Manches möchte mal selbst als alter Fahrensmann nicht glauben. Als einer, der seine Laufbahn als Fußballjournalist für das Deutsche Sportecho an einem – kein Scherz – 1. April mit dem Spiel 1. FC Union gegen Dynamo Dresden begann. Ein 0:2 gab es im Stadion An der Alten Försterei. 47 Jahre ist das nun her. Vier, wenn nicht fünf Generationen an Fußballern hat es in Köpenick und anderswo seitdem, seit 1978, inzwischen gegeben. Jede Menge hat sich verändert. Die Gesellschaft. Das Stadion. Die Spielklasse, in der der 1. FC Union spielt. Man selbst auch. Nur blieb bei all den Pirouetten, die das Leben gedreht hat, eines stabil: der Glaube an den Fußball und an dessen Gerechtigkeit.
DFB-Urteil: Gegen den sportlichen Anstand
Nun ist aber selbst der im Eimer. Das hat damit zu tun, wie die Instanzen mit dem Ausgang des Spiels zwischen dem 1. FC Union und dem VfL Bochum umgegangen sind, was sie hineininterpretieren und dass es seit Montag durch das Ständige Schiedsgericht in Stein gemeißelt ist: Wie damals ist es ein 0:2. Dabei ging es 1:1 aus. Nur ist es diesmal ein Sieg der Paragrafenverdreher über den sportlichen Anstand.

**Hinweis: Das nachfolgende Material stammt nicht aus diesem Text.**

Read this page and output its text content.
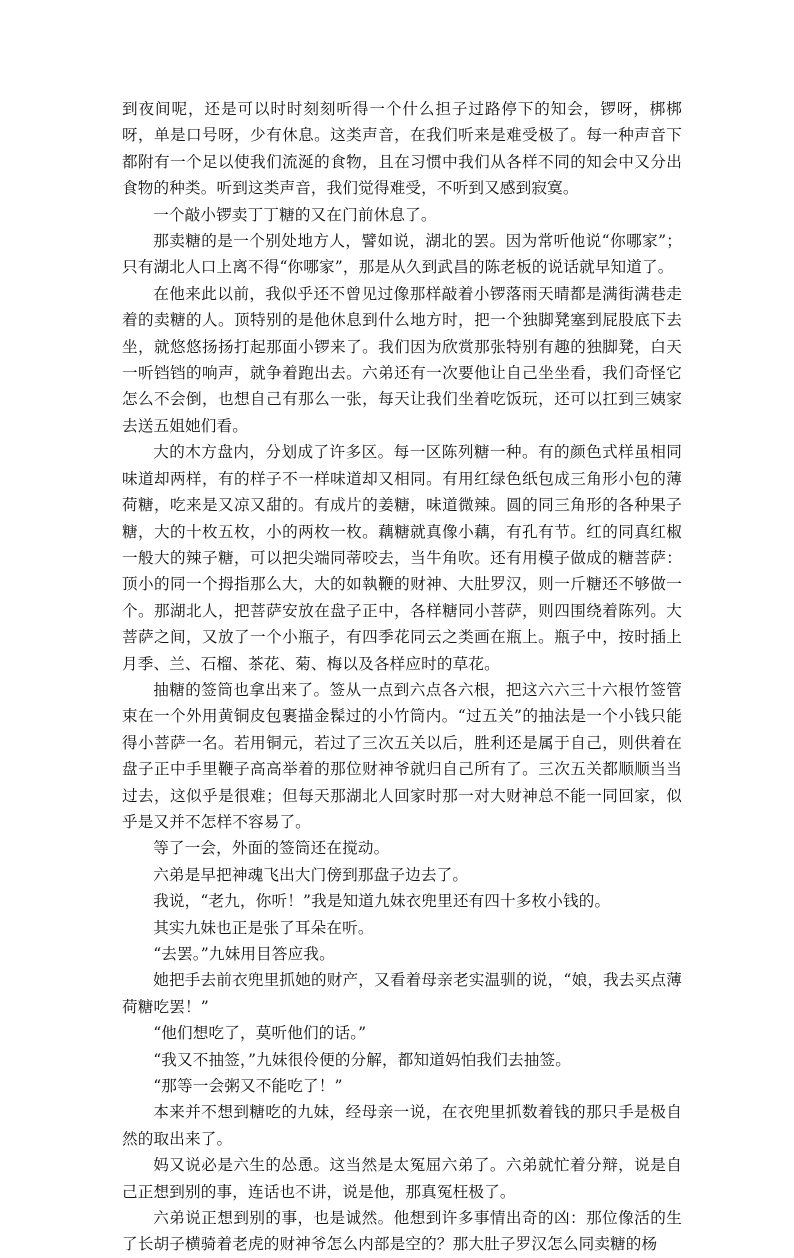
到夜间呢，还是可以时时刻刻听得一个什么担子过路停下的知会，锣呀，梆梆呀，单是口号呀，少有休息。这类声音，在我们听来是难受极了。每一种声音下都附有一个足以使我们流涎的食物，且在习惯中我们从各样不同的知会中又分出食物的种类。听到这类声音，我们觉得难受，不听到又感到寂寞。

一个敲小锣卖丁丁糖的又在门前休息了。

那卖糖的是一个别处地方人，譬如说，湖北的罢。因为常听他说“你哪家”；只有湖北人口上离不得“你哪家”，那是从久到武昌的陈老板的说话就早知道了。

在他来此以前，我似乎还不曾见过像那样敲着小锣落雨天晴都是满街满巷走着的卖糖的人。顶特别的是他休息到什么地方时，把一个独脚凳塞到屁股底下去坐，就悠悠扬扬打起那面小锣来了。我们因为欣赏那张特别有趣的独脚凳，白天一听铛铛的响声，就争着跑出去。六弟还有一次要他让自己坐坐看，我们奇怪它怎么不会倒，也想自己有那么一张，每天让我们坐着吃饭玩，还可以扛到三姨家去送五姐她们看。

大的木方盘内，分划成了许多区。每一区陈列糖一种。有的颜色式样虽相同味道却两样，有的样子不一样味道却又相同。有用红绿色纸包成三角形小包的薄荷糖，吃来是又凉又甜的。有成片的姜糖，味道微辣。圆的同三角形的各种果子糖，大的十枚五枚，小的两枚一枚。藕糖就真像小藕，有孔有节。红的同真红椒一般大的辣子糖，可以把尖端同蒂咬去，当牛角吹。还有用模子做成的糖菩萨：顶小的同一个拇指那么大，大的如執鞭的财神、大肚罗汉，则一斤糖还不够做一个。那湖北人，把菩萨安放在盘子正中，各样糖同小菩萨，则四围绕着陈列。大菩萨之间，又放了一个小瓶子，有四季花同云之类画在瓶上。瓶子中，按时插上月季、兰、石榴、茶花、菊、梅以及各样应时的草花。

抽糖的签筒也拿出来了。签从一点到六点各六根，把这六六三十六根竹签管束在一个外用黄铜皮包裹描金髹过的小竹筒内。“过五关”的抽法是一个小钱只能得小菩萨一名。若用铜元，若过了三次五关以后，胜利还是属于自己，则供着在盘子正中手里鞭子高高举着的那位财神爷就归自己所有了。三次五关都顺顺当当过去，这似乎是很难；但每天那湖北人回家时那一对大财神总不能一同回家，似乎是又并不怎样不容易了。

等了一会，外面的签筒还在搅动。

六弟是早把神魂飞出大门傍到那盘子边去了。

我说，“老九，你听！”我是知道九妹衣兜里还有四十多枚小钱的。

其实九妹也正是张了耳朵在听。

“去罢。”九妹用目答应我。

她把手去前衣兜里抓她的财产，又看着母亲老实温驯的说，“娘，我去买点薄荷糖吃罢！”

“他们想吃了，莫听他们的话。”

“我又不抽签，”九妹很伶便的分解，都知道妈怕我们去抽签。

“那等一会粥又不能吃了！”

本来并不想到糖吃的九妹，经母亲一说，在衣兜里抓数着钱的那只手是极自然的取出来了。

妈又说必是六生的怂恿。这当然是太冤屈六弟了。六弟就忙着分辩，说是自己正想到别的事，连话也不讲，说是他，那真冤枉极了。

六弟说正想到别的事，也是诚然。他想到许多事情出奇的凶：那位像活的生了长胡子横骑着老虎的财神爷怎么内部是空的？那大肚子罗汉怎么同卖糖的杨
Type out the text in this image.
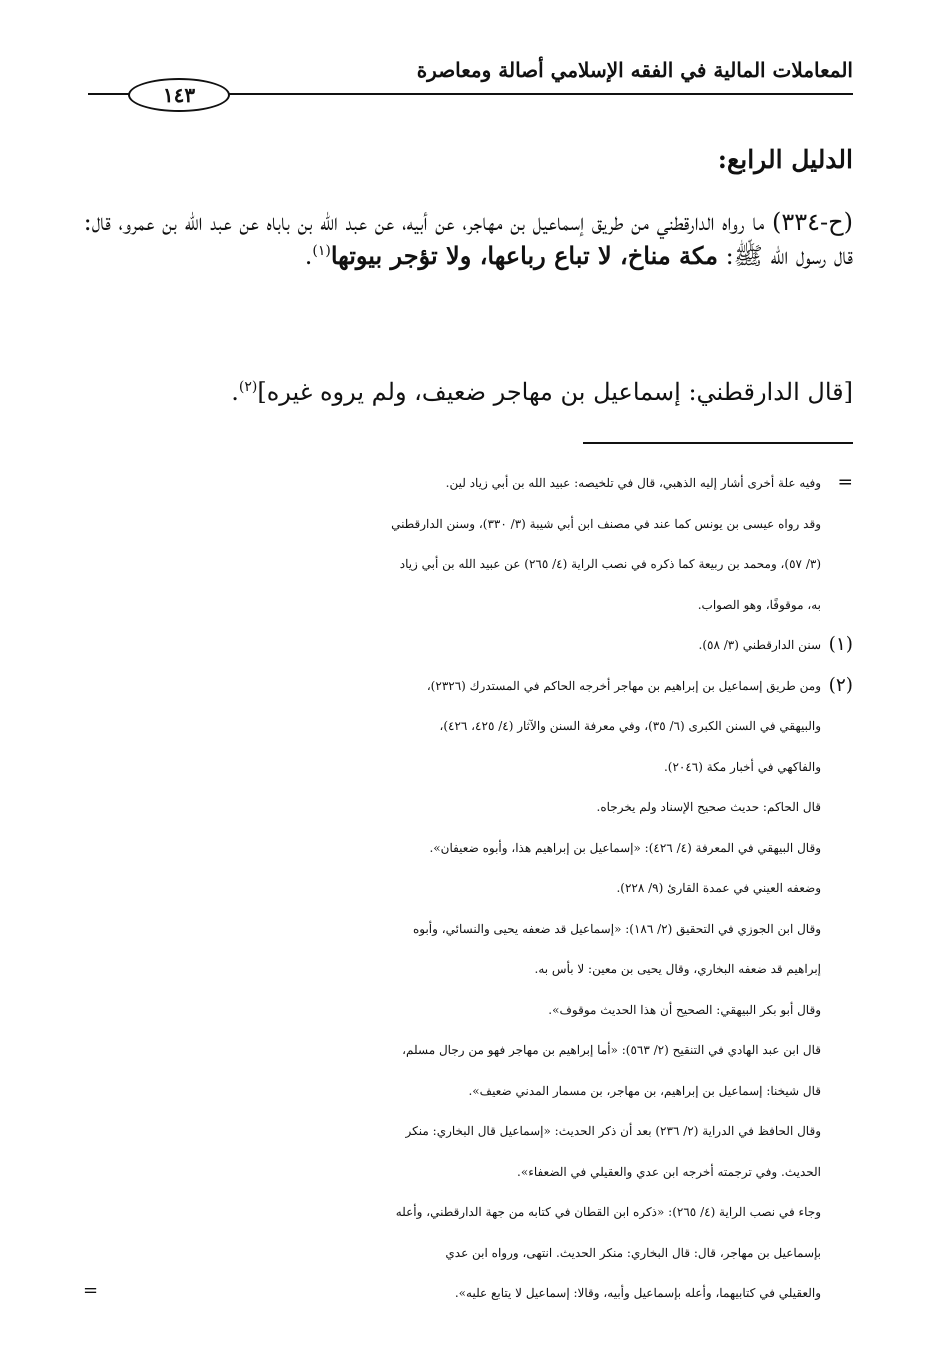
المعاملات المالية في الفقه الإسلامي أصالة ومعاصرة
١٤٣
الدليل الرابع:
(ح-٣٣٤) ما رواه الدارقطني من طريق إسماعيل بن مهاجر، عن أبيه، عن عبد الله بن باباه عن عبد الله بن عمرو، قال: قال رسول الله ﷺ: مكة مناخ، لا تباع رباعها، ولا تؤجر بيوتها$^{(١)}$.
[قال الدارقطني: إسماعيل بن مهاجر ضعيف، ولم يروه غيره]$^{(٢)}$.
=
وفيه علة أخرى أشار إليه الذهبي، قال في تلخيصه: عبيد الله بن أبي زياد لين.
وقد رواه عيسى بن يونس كما عند في مصنف ابن أبي شيبة (٣/ ٣٣٠)، وسنن الدارقطني
(٣/ ٥٧)، ومحمد بن ربيعة كما ذكره في نصب الراية (٤/ ٢٦٥) عن عبيد الله بن أبي زياد
به، موقوفًا، وهو الصواب.
(١)
سنن الدارقطني (٣/ ٥٨).
(٢)
ومن طريق إسماعيل بن إبراهيم بن مهاجر أخرجه الحاكم في المستدرك (٢٣٢٦)،
والبيهقي في السنن الكبرى (٦/ ٣٥)، وفي معرفة السنن والآثار (٤/ ٤٢٥، ٤٢٦)،
والفاكهي في أخبار مكة (٢٠٤٦).
قال الحاكم: حديث صحيح الإسناد ولم يخرجاه.
وقال البيهقي في المعرفة (٤/ ٤٢٦): «إسماعيل بن إبراهيم هذا، وأبوه ضعيفان».
وضعفه العيني في عمدة القارئ (٩/ ٢٢٨).
وقال ابن الجوزي في التحقيق (٢/ ١٨٦): «إسماعيل قد ضعفه يحيى والنسائي، وأبوه
إبراهيم قد ضعفه البخاري، وقال يحيى بن معين: لا بأس به.
وقال أبو بكر البيهقي: الصحيح أن هذا الحديث موقوف».
قال ابن عبد الهادي في التنقيح (٢/ ٥٦٣): «أما إبراهيم بن مهاجر فهو من رجال مسلم،
قال شيخنا: إسماعيل بن إبراهيم، بن مهاجر، بن مسمار المدني ضعيف».
وقال الحافظ في الدراية (٢/ ٢٣٦) بعد أن ذكر الحديث: «إسماعيل قال البخاري: منكر
الحديث. وفي ترجمته أخرجه ابن عدي والعقيلي في الضعفاء».
وجاء في نصب الراية (٤/ ٢٦٥): «ذكره ابن القطان في كتابه من جهة الدارقطني، وأعله
بإسماعيل بن مهاجر، قال: قال البخاري: منكر الحديث. انتهى، ورواه ابن عدي
والعقيلي في كتابيهما، وأعله بإسماعيل وأبيه، وقالا: إسماعيل لا يتابع عليه».
=
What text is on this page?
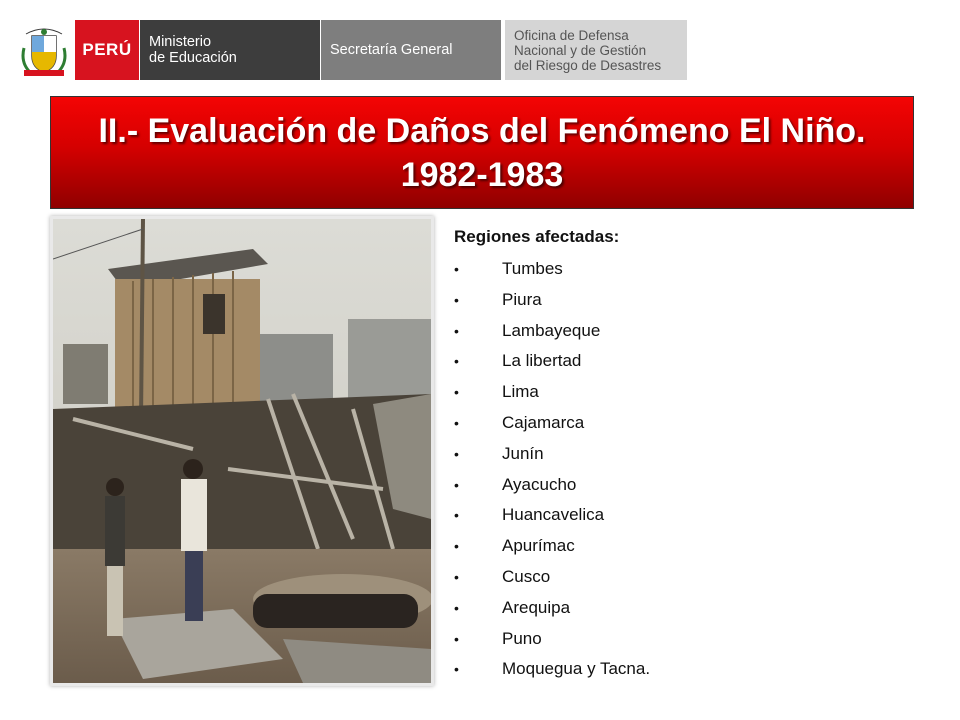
PERÚ Ministerio
de Educación	Secretaría General
Oficina de Defensa
Nacional y de Gestión
del Riesgo de Desastres
II.- Evaluación de Daños del Fenómeno El Niño.
1982-1983

Regiones afectadas:

•	Tumbes
•	Piura
•	Lambayeque
•	La libertad
•	Lima
•	Cajamarca
•	Junín
•	Ayacucho
•	Huancavelica
•	Apurímac
•	Cusco
•	Arequipa
•	Puno
•	Moquegua y Tacna.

Abgesegnet mit den immer gleichen scheinheiligen Argumenten. Das schärfste, das der Schiedsgerichtsvorsitzende Prof. Dr. Udo Steiner in seine Begründung einfließen ließ, lautet: „Das Spiel wurde nicht abgebrochen, sondern fortgesetzt, aber die beteiligten Mannschaften haben einvernehmlich auf das Erzielen weiterer Tore verzichtet. Deshalb hat das Schiedsgericht diesen Fall als faktischen Spielabbruch gewertet und dem förmlichen Spielabbruch durch einen Schiedsrichter gleichgestellt.“
DFB enteiert Schiedsrichter Martin Petersen
Faktischer Spielabbruch? Förmlicher Spielabbruch? Alles Quatsch. Niemand hat das Spiel abgebrochen. Der am meisten Gelackmeierte ist damit eindeutig Martin Petersen, der Schiedsrichter. Der wurde durch das Urteil regelrecht enteiert. Dabei befand das Fachmagazin Kicker, das sich im 125. Jahr mit Fußball in all seinen Facetten beschäftigt: „Petersen bewies nach dem Feuerzeugwurf einen kühlen Kopf und hat sich korrekt verhalten.“

Juristischen Sachverstand mag man dem 85-jährigen aus Bayreuth stammenden Emeritus Professor Dr. Steiner gern zugestehen. Trotzdem fehlt in seinem Urteil das, was einen hohen Stellenwert im Leben hat: gesunder Menschenverstand. Ein Verband, der Stein und Bein auf Tatsachenentscheidung schwört, schmeißt beim geringsten Gegenwind deren Unantastbarkeit in drei Verhandlungen über den Haufen. Gütiger Himmel!
Union-Urteil: DFB tritt Fairplay mit Füßen
Was, bitte, ist strafbar daran, die letzten Minuten, fast nur Sekunden, auf eine Torerzielung zu verzichten? Jeder vernünftig denkende neutrale Anhänger ist da ganz bei Union-Manager Horst Heldt, der schon nach dem erstinstanzlichen Urteil zu bedenken gab: „Ich hätte mal alle erleben wollen, die dann gesagt hätten, wir sind zwei Mann mehr, wir spielen noch zwei, drei Minuten, greifen jetzt das Bochumer Tor an und versuchen, ein Tor zu erzielen. Der DFB, der für Fairplay wirbt und steht, wirft uns vor, dass wir nicht mehr angegriffen haben.“
Genau das, ohne den Wurf des Feuerzeuges kleinzureden, ist der eigentliche Skandal.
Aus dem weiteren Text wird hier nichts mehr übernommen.